Energy on the edge
A new structural model of dimer chains—such as microtubules—suggests that these structures can store energy at the surface or edges of a cell. Could this finding lead to better cancer therapies?
Dimer chains created from plastic and metal components were used to model topological edge modes that may occur in biological systems (1).
Cells comprise many complex molecular structures, including protein polymers that make up the cytoskeleton and contribute to cell shape and structural integrity. While the concept of cellular “tensegrity”—control of cell shape through interactions between tension (e.g., membrane tension) and compression elements (e.g., microtubules)—is well-known in structural biology, there is much about these structural interactions and their effects on cellular function and energetics that is not yet known.
Now, through theoretical and physical modeling studies, a team of researchers at the New Jersey Institute of Technology (NJIT) and Yeshiva University present data suggesting that microtubules may store quanta of vibrational energy known as topological phonon edges at the edges and surfaces of cells.
“This research could be used to explain cell behavior that is not yet fully understood,” said Camelia Prodan, associate professor of physics at NJIT and an author of the paper, in a press release.
Prodan and colleagues modelled this phenomenon by creating dimers consisting of two plastic-encapsulated brass balls joined by a plastic rod. They then assembled chains of these dimers under different configurations using springs to connect each dimer to the next. They suspended the chains, introduced sinusoidal vibrations, and measured dimer movement using accelerometers.
Using this system, the researchers observed a special type of topological edge mode known as a Majorana edge mode.
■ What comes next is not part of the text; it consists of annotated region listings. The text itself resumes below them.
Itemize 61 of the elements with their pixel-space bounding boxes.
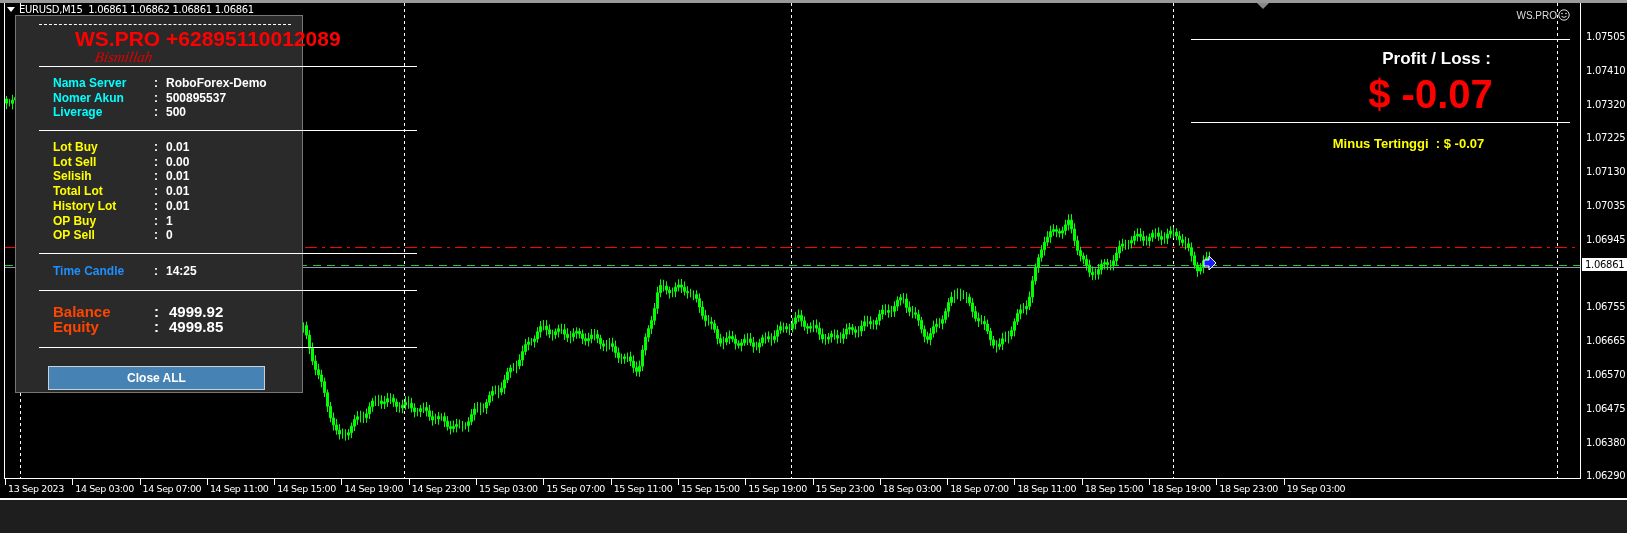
separator: : bbox=[154, 198, 159, 213]
price-label: 1.07130 bbox=[1586, 165, 1627, 180]
profit-loss-title: Profit / Loss : bbox=[1382, 49, 1491, 69]
close-all-button[interactable]: Close ALL bbox=[48, 365, 265, 390]
price-label: 1.06380 bbox=[1586, 435, 1627, 450]
price-label: 1.07320 bbox=[1586, 97, 1627, 112]
max-loss-text: Minus Tertinggi : $ -0.07 bbox=[1332, 136, 1485, 151]
field-label: Lot Sell bbox=[53, 154, 98, 169]
price-label: 1.07505 bbox=[1586, 30, 1627, 44]
separator: : bbox=[154, 317, 160, 335]
price-label: 1.06570 bbox=[1586, 367, 1627, 382]
field-value: 0.01 bbox=[166, 184, 190, 199]
field-value: 4999.92 bbox=[169, 302, 224, 320]
field-label: Liverage bbox=[53, 105, 104, 120]
field-label: Equity bbox=[53, 317, 100, 335]
separator: : bbox=[154, 76, 159, 90]
separator: : bbox=[154, 184, 159, 199]
price-label: 1.07225 bbox=[1586, 131, 1627, 146]
field-value: 0.01 bbox=[166, 169, 190, 184]
price-label: 1.06665 bbox=[1586, 334, 1627, 349]
indicator-label: WS.PRO bbox=[1516, 9, 1557, 21]
field-value: 0.01 bbox=[166, 140, 190, 155]
price-label: 1.07035 bbox=[1586, 199, 1627, 213]
field-value: 0 bbox=[166, 228, 173, 243]
separator: : bbox=[154, 140, 159, 155]
field-label: Nomer Akun bbox=[53, 90, 125, 105]
separator: : bbox=[154, 105, 159, 120]
profit-loss-amount: $ -0.07 bbox=[1368, 71, 1493, 117]
separator: : bbox=[154, 169, 159, 184]
field-label: Total Lot bbox=[53, 184, 104, 199]
separator: : bbox=[154, 263, 159, 278]
field-label: OP Buy bbox=[53, 213, 98, 228]
chart-title: EURUSD,M15 1.06861 1.06862 1.06861 1.06861 bbox=[19, 4, 254, 15]
field-value: 1 bbox=[166, 213, 173, 228]
panel-title: WS.PRO +62895110012089 bbox=[75, 28, 342, 50]
separator: : bbox=[154, 228, 159, 243]
field-label: Time Candle bbox=[53, 263, 126, 278]
price-label: 1.06945 bbox=[1586, 232, 1627, 247]
separator: : bbox=[154, 302, 160, 320]
field-label: Balance bbox=[53, 302, 112, 320]
separator: : bbox=[154, 90, 159, 105]
field-value: 500 bbox=[166, 105, 187, 120]
field-value: 0.00 bbox=[166, 154, 190, 169]
field-label: OP Sell bbox=[53, 228, 96, 243]
price-label: 1.06755 bbox=[1586, 300, 1627, 315]
field-label: Lot Buy bbox=[53, 140, 99, 155]
field-value: 500895537 bbox=[166, 90, 227, 105]
price-label: 1.07410 bbox=[1586, 63, 1627, 78]
separator: : bbox=[154, 213, 159, 228]
field-label: Selisih bbox=[53, 169, 93, 184]
field-value: 0.01 bbox=[166, 198, 190, 213]
current-price-label: 1.06861 bbox=[1582, 258, 1627, 271]
price-label: 1.06475 bbox=[1586, 401, 1627, 416]
price-label: 1.06290 bbox=[1586, 469, 1627, 484]
separator: : bbox=[154, 154, 159, 169]
field-value: RoboForex-Demo bbox=[166, 76, 267, 90]
field-value: 4999.85 bbox=[169, 317, 224, 335]
field-label: History Lot bbox=[53, 198, 118, 213]
panel-subtitle: Bismillah bbox=[93, 50, 154, 64]
field-value: 14:25 bbox=[166, 263, 197, 278]
field-label: Nama Server bbox=[53, 76, 128, 90]
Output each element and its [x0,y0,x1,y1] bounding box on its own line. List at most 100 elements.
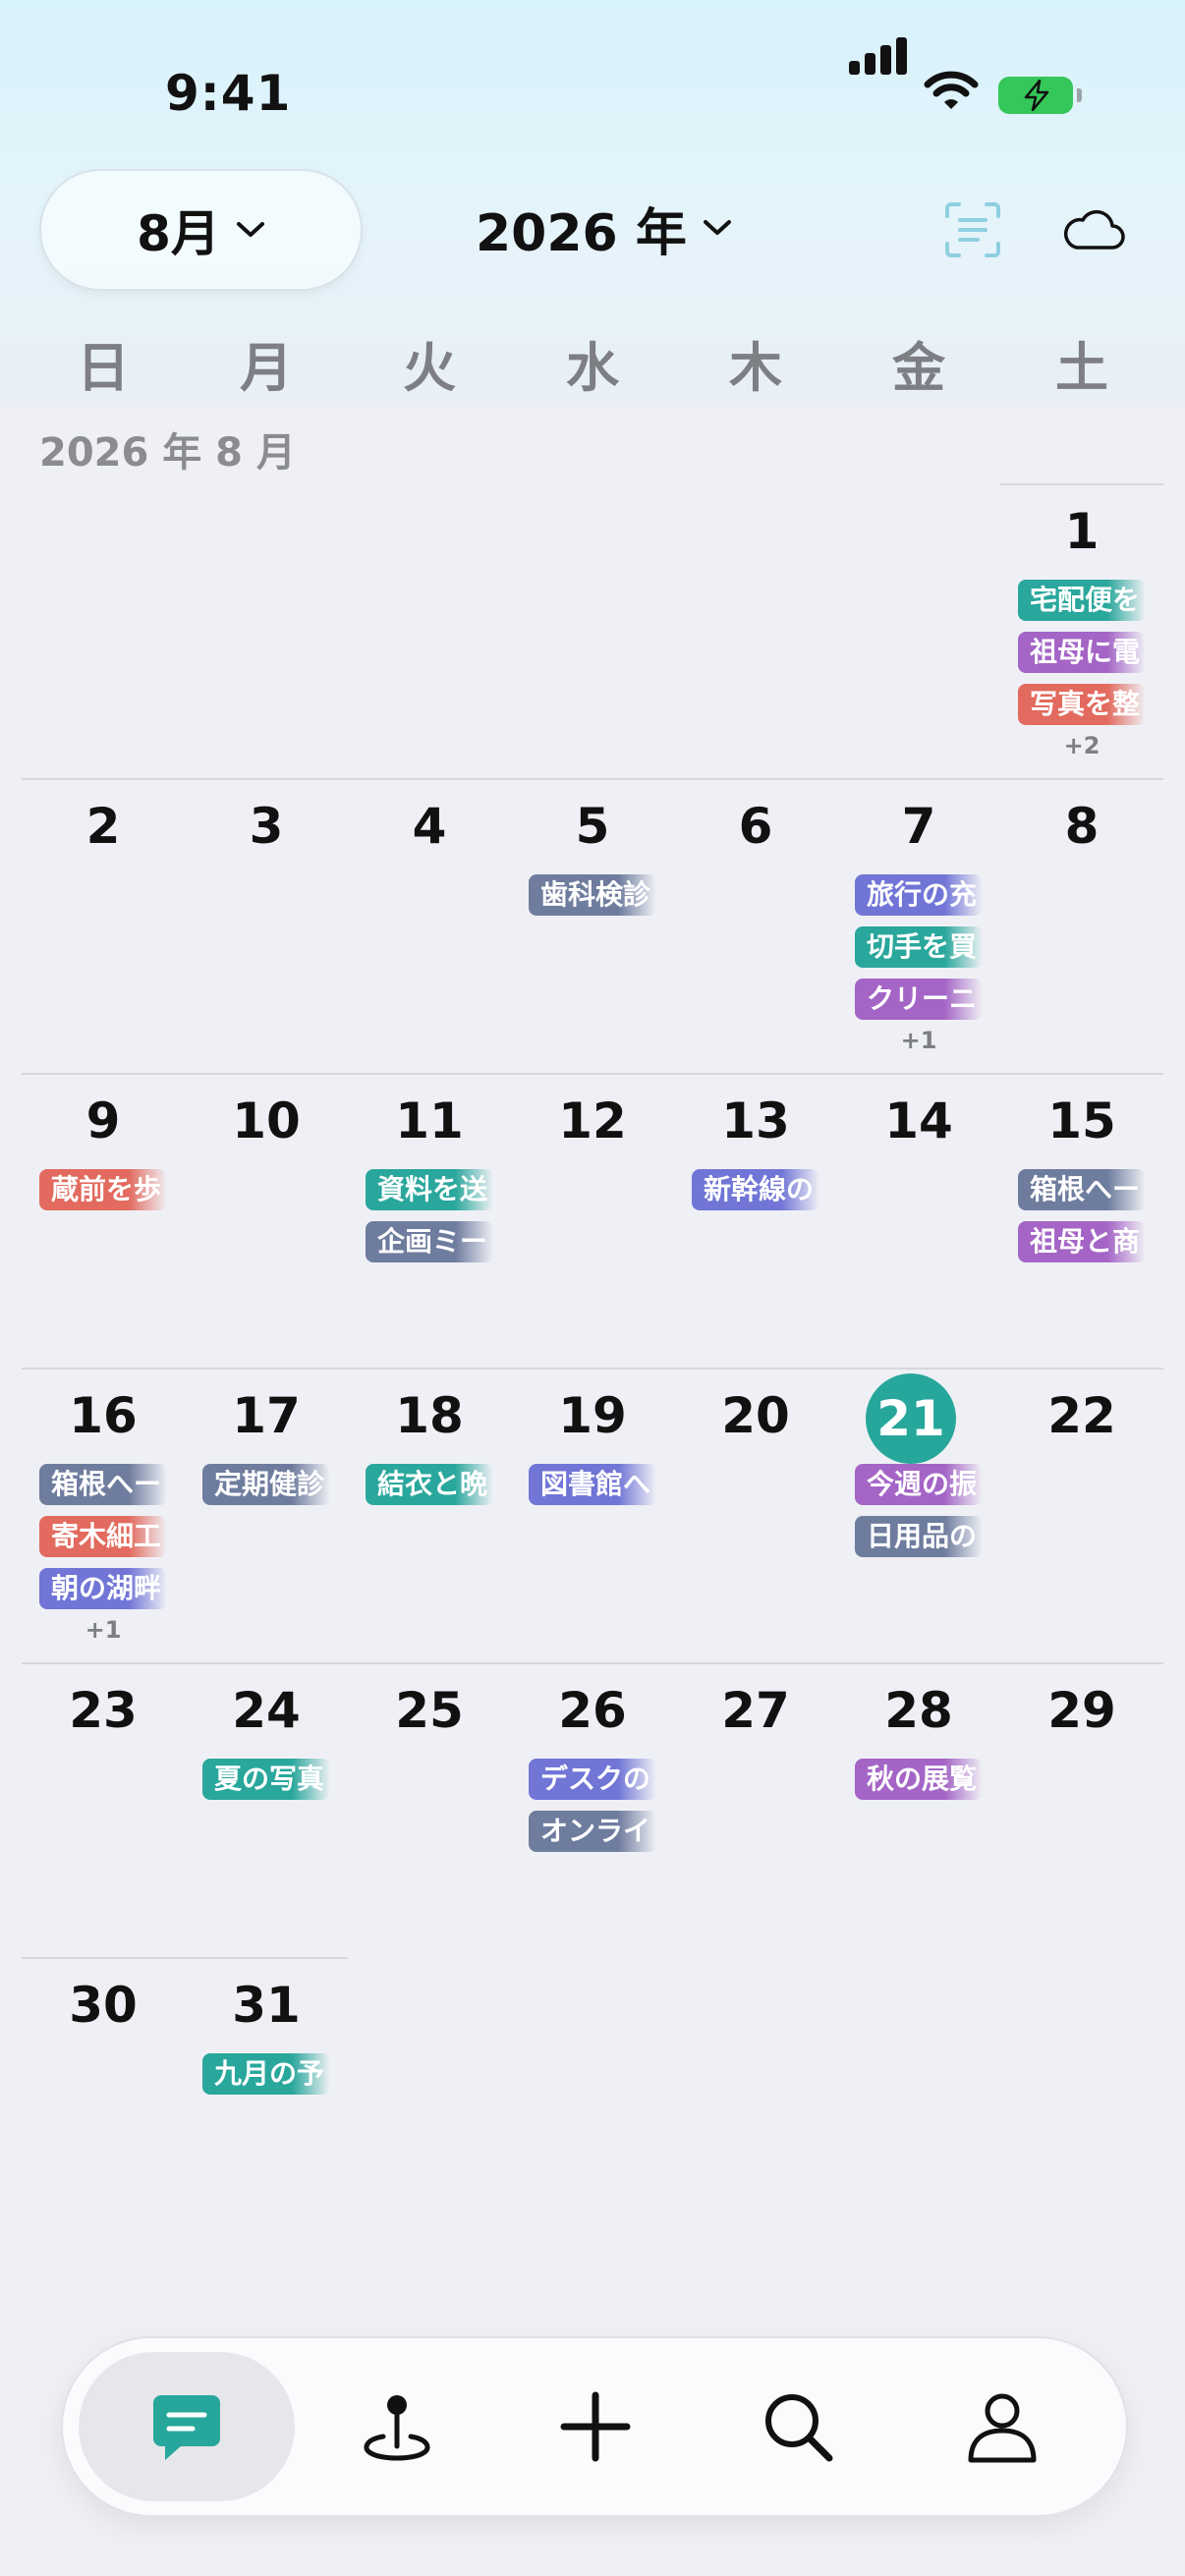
day-cell-22[interactable]: 22 [1000,1368,1163,1664]
day-number: 10 [232,1092,301,1149]
tab-chat[interactable] [79,2352,295,2501]
more-events-count[interactable]: +2 [1000,732,1163,759]
event-chip[interactable]: 企画ミー [366,1221,493,1262]
event-chip[interactable]: 写真を整 [1018,684,1146,725]
day-number: 16 [69,1387,138,1444]
day-number: 18 [395,1387,464,1444]
year-selector[interactable]: 2026 年 [476,169,732,287]
event-chip[interactable]: 図書館へ [529,1464,656,1505]
day-cell-11[interactable]: 11 資料を送 企画ミー [348,1073,511,1370]
tab-map[interactable] [289,2352,505,2501]
day-number: 9 [85,1092,121,1149]
day-cell-30[interactable]: 30 [22,1957,185,2254]
day-cell-14[interactable]: 14 [837,1073,1000,1370]
event-chip[interactable]: 夏の写真 [202,1759,330,1800]
day-cell-17[interactable]: 17 定期健診 [185,1368,348,1664]
day-number: 14 [884,1092,953,1149]
day-cell-9[interactable]: 9 蔵前を歩 [22,1073,185,1370]
day-cell-19[interactable]: 19 図書館へ [511,1368,674,1664]
tab-add[interactable] [487,2352,704,2501]
event-chip[interactable]: 今週の振 [855,1464,983,1505]
day-cell-18[interactable]: 18 結衣と晩 [348,1368,511,1664]
tab-profile[interactable] [894,2352,1110,2501]
event-chip[interactable]: 蔵前を歩 [39,1169,167,1210]
day-cell-7[interactable]: 7 旅行の充切手を買クリーニ +1 [837,778,1000,1075]
event-chip[interactable]: 祖母と商 [1018,1221,1146,1262]
tab-search[interactable] [690,2352,906,2501]
day-cell-23[interactable]: 23 [22,1662,185,1959]
day-number: 29 [1047,1682,1116,1739]
day-cell-26[interactable]: 26 デスクの オンライ [511,1662,674,1959]
event-chip[interactable]: 箱根へー [39,1464,167,1505]
event-chip[interactable]: 箱根へー [1018,1169,1146,1210]
chevron-down-icon [703,220,731,235]
event-chip[interactable]: 結衣と晩 [366,1464,493,1505]
day-number: 7 [901,798,936,855]
day-number: 13 [721,1092,790,1149]
year-selector-label: 2026 年 [476,203,687,263]
day-cell-15[interactable]: 15 箱根へー 祖母と商 [1000,1073,1163,1370]
event-chip[interactable]: クリーニ [855,979,983,1020]
month-selector[interactable]: 8月 [39,169,363,291]
day-cell-28[interactable]: 28 秋の展覧 [837,1662,1000,1959]
day-cell-4[interactable]: 4 [348,778,511,1075]
day-number: 1 [1064,503,1100,560]
event-chip[interactable]: 日用品の [855,1516,983,1557]
more-events-count[interactable]: +1 [837,1027,1000,1054]
day-number: 31 [232,1977,301,2034]
person-icon [968,2393,1037,2463]
day-number: 28 [884,1682,953,1739]
event-chip[interactable]: 旅行の充 [855,874,983,916]
event-chip[interactable]: 歯科検診 [529,874,656,916]
event-chip[interactable]: 九月の予 [202,2053,330,2095]
day-cell-31[interactable]: 31 九月の予 [185,1957,348,2254]
month-section-label: 2026 年 8 月 [39,430,296,476]
day-number: 30 [69,1977,138,2034]
event-chip[interactable]: オンライ [529,1811,656,1852]
event-chip[interactable]: 寄木細工 [39,1516,167,1557]
event-chip[interactable]: 資料を送 [366,1169,493,1210]
event-chip[interactable]: 祖母に電 [1018,632,1146,673]
day-cell-2[interactable]: 2 [22,778,185,1075]
day-cell-29[interactable]: 29 [1000,1662,1163,1959]
day-cell-1[interactable]: 1 宅配便を祖母に電写真を整 +2 [1000,483,1163,780]
status-time: 9:41 [165,65,292,122]
day-cell-8[interactable]: 8 [1000,778,1163,1075]
day-cell-10[interactable]: 10 [185,1073,348,1370]
day-cell-5[interactable]: 5 歯科検診 [511,778,674,1075]
day-cell-3[interactable]: 3 [185,778,348,1075]
day-cell-12[interactable]: 12 [511,1073,674,1370]
event-chip[interactable]: 新幹線の [692,1169,819,1210]
event-chip[interactable]: 宅配便を [1018,580,1146,621]
day-number: 4 [412,798,447,855]
scan-text-icon[interactable] [943,200,1002,259]
event-chip[interactable]: 朝の湖畔 [39,1568,167,1609]
day-cell-21[interactable]: 21 今週の振日用品の [837,1368,1000,1664]
day-number: 17 [232,1387,301,1444]
day-number: 6 [738,798,773,855]
day-cell-13[interactable]: 13 新幹線の [674,1073,837,1370]
day-cell-16[interactable]: 16 箱根へー寄木細工朝の湖畔 +1 [22,1368,185,1664]
day-number: 24 [232,1682,301,1739]
plus-icon [560,2391,631,2462]
day-number: 2 [85,798,121,855]
month-selector-label: 8月 [137,205,220,262]
today-day-number: 21 [866,1373,956,1464]
weekday-label: 水 [566,337,619,399]
weekday-label: 木 [729,337,782,399]
day-number: 12 [558,1092,627,1149]
event-chip[interactable]: デスクの [529,1759,656,1800]
event-chip[interactable]: 切手を買 [855,926,983,968]
day-cell-25[interactable]: 25 [348,1662,511,1959]
event-chip[interactable]: 定期健診 [202,1464,330,1505]
day-number: 3 [249,798,284,855]
day-cell-24[interactable]: 24 夏の写真 [185,1662,348,1959]
cloud-icon[interactable] [1061,204,1126,253]
event-chip[interactable]: 秋の展覧 [855,1759,983,1800]
day-cell-20[interactable]: 20 [674,1368,837,1664]
day-cell-6[interactable]: 6 [674,778,837,1075]
day-number: 5 [575,798,610,855]
day-cell-27[interactable]: 27 [674,1662,837,1959]
chat-bubble-icon [153,2395,220,2460]
more-events-count[interactable]: +1 [22,1616,185,1644]
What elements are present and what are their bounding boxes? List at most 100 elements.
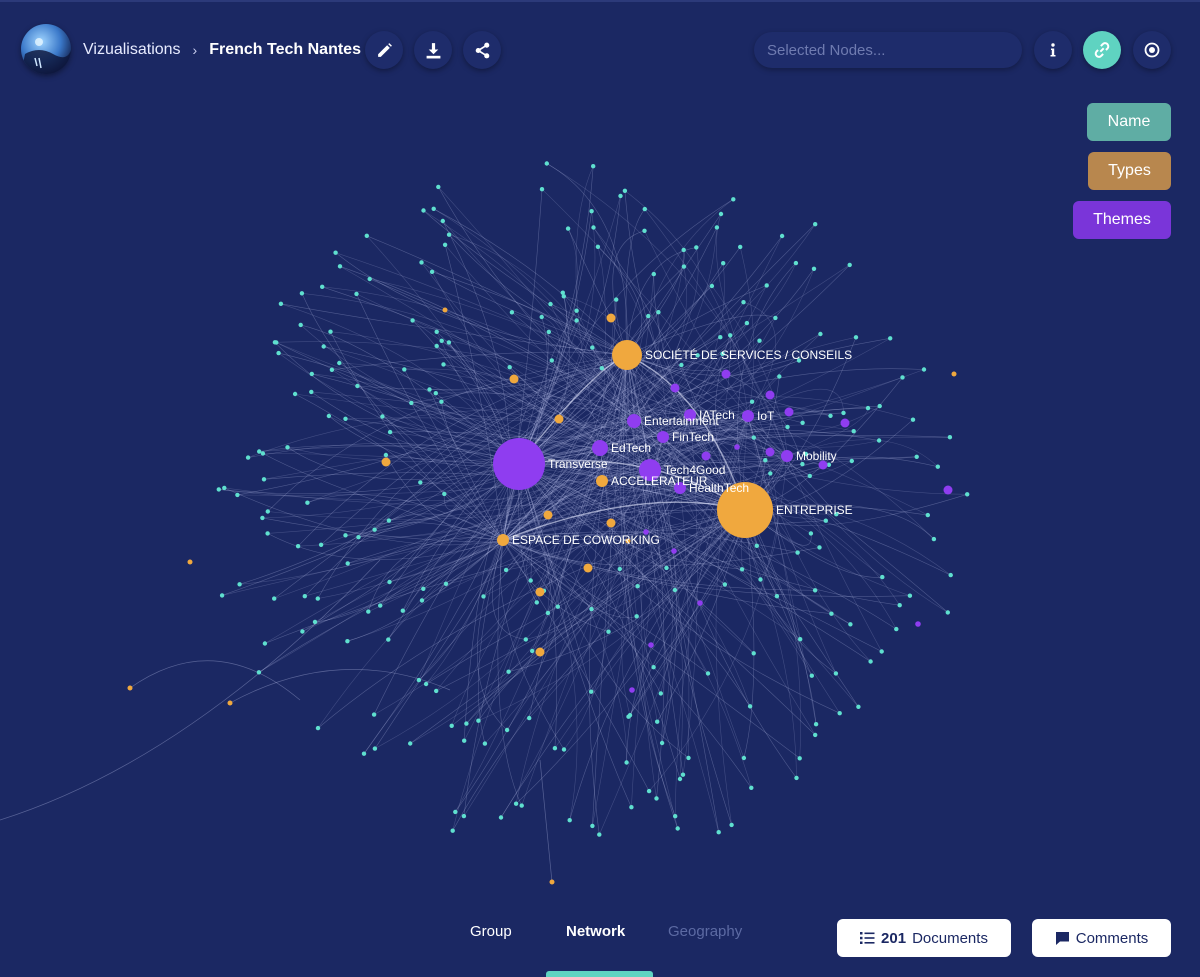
type-node[interactable]: [612, 340, 642, 370]
entity-node[interactable]: [534, 600, 539, 605]
type-node[interactable]: [509, 374, 519, 384]
entity-node[interactable]: [841, 410, 846, 416]
entity-node[interactable]: [439, 399, 444, 404]
entity-node[interactable]: [597, 832, 602, 837]
entity-node[interactable]: [498, 815, 504, 820]
entity-node[interactable]: [833, 671, 839, 676]
theme-node[interactable]: [765, 447, 775, 457]
entity-node[interactable]: [848, 622, 853, 627]
entity-node[interactable]: [548, 301, 553, 307]
entity-node[interactable]: [658, 691, 663, 696]
entity-node[interactable]: [728, 333, 733, 338]
entity-node[interactable]: [256, 670, 262, 675]
theme-node[interactable]: [915, 621, 921, 627]
entity-node[interactable]: [591, 225, 596, 230]
entity-node[interactable]: [364, 233, 369, 238]
entity-node[interactable]: [449, 723, 454, 728]
entity-node[interactable]: [446, 340, 452, 345]
entity-node[interactable]: [654, 796, 659, 801]
entity-node[interactable]: [235, 492, 240, 498]
entity-node[interactable]: [931, 536, 937, 542]
entity-node[interactable]: [751, 435, 756, 440]
documents-button[interactable]: 201 Documents: [837, 919, 1011, 957]
entity-node[interactable]: [453, 809, 458, 815]
entity-node[interactable]: [823, 518, 828, 523]
type-node[interactable]: [127, 685, 133, 691]
entity-node[interactable]: [646, 788, 652, 794]
entity-node[interactable]: [367, 276, 372, 282]
theme-node[interactable]: [765, 390, 775, 400]
entity-node[interactable]: [673, 814, 678, 819]
theme-node[interactable]: [648, 642, 654, 648]
entity-node[interactable]: [921, 367, 927, 372]
entity-node[interactable]: [260, 451, 266, 456]
entity-node[interactable]: [278, 301, 284, 306]
entity-node[interactable]: [356, 535, 361, 540]
entity-node[interactable]: [387, 579, 392, 585]
entity-node[interactable]: [421, 586, 426, 591]
entity-node[interactable]: [276, 350, 281, 356]
entity-node[interactable]: [694, 245, 699, 250]
entity-node[interactable]: [747, 704, 753, 709]
entity-node[interactable]: [741, 300, 746, 305]
entity-node[interactable]: [419, 598, 425, 603]
entity-node[interactable]: [847, 262, 852, 268]
entity-node[interactable]: [402, 367, 407, 372]
entity-node[interactable]: [312, 619, 318, 625]
entity-node[interactable]: [705, 671, 711, 676]
entity-node[interactable]: [421, 208, 426, 213]
selected-nodes-input[interactable]: [754, 32, 1022, 68]
entity-node[interactable]: [257, 449, 262, 454]
entity-node[interactable]: [527, 715, 532, 721]
comments-button[interactable]: Comments: [1032, 919, 1171, 957]
share-button[interactable]: [463, 31, 501, 69]
entity-node[interactable]: [785, 424, 790, 430]
entity-node[interactable]: [328, 329, 333, 334]
type-node[interactable]: [554, 414, 564, 424]
entity-node[interactable]: [345, 639, 350, 644]
entity-node[interactable]: [777, 374, 782, 379]
entity-node[interactable]: [618, 193, 623, 199]
entity-node[interactable]: [897, 603, 902, 608]
entity-node[interactable]: [361, 751, 367, 756]
entity-node[interactable]: [754, 543, 759, 548]
entity-node[interactable]: [635, 584, 640, 589]
entity-node[interactable]: [686, 755, 691, 761]
type-node[interactable]: [606, 313, 616, 323]
entity-node[interactable]: [383, 452, 389, 458]
entity-node[interactable]: [677, 776, 683, 782]
entity-node[interactable]: [925, 512, 930, 518]
entity-node[interactable]: [811, 266, 817, 271]
entity-node[interactable]: [797, 756, 802, 761]
theme-node[interactable]: [943, 485, 953, 495]
type-node[interactable]: [535, 647, 545, 657]
entity-node[interactable]: [574, 318, 579, 323]
entity-node[interactable]: [948, 572, 953, 578]
entity-node[interactable]: [315, 596, 320, 601]
entity-node[interactable]: [539, 314, 544, 320]
tab-group[interactable]: Group: [470, 923, 512, 940]
entity-node[interactable]: [423, 681, 429, 687]
entity-node[interactable]: [292, 391, 298, 397]
entity-node[interactable]: [549, 358, 554, 363]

Such edge modes, wrote the authors, are equivalent to subatomic particles known as fermions, and they are distinguished by their persistence even after breakage of the material.
“Remarkably, we believe these properties may be present in many materials composed of dimers, a chemical structure in which two similar masses are linked to one another through a rigid, nearly unstretchable bond,” said Prodan. “Dimers make up the building blocks of many cellular components and so it appears that storing energy in this way is a strategy that a variety of cells use on a daily basis in many living organisms.”
The authors propose that Majorana edge modes can be achieved by “tuning” dimer chains through changes in the dimer gyration radius. Tuning of microtubules and other protein dimer chains could be done by altering the protein conformation, perhaps by changing either the temperature or the composition of the surrounding liquid medium.
Prodan has big dreams for these tiny particles of energy. “Ultimately, we would like to create materials that mimic this property—the ability to restrict energy to an edge—to enhance earthquake resistance in buildings or the protection of bullet proof vests, for example,” she said. “We also think this property may be the key to a new generation of anti-cancer agents, because of the role topological phonons may play in cell division. Microtubules must fall apart before a cell can divide. Chemotherapy currently works by preventing cells from dividing, but recurrent cancers find a way to weaken these defenses.”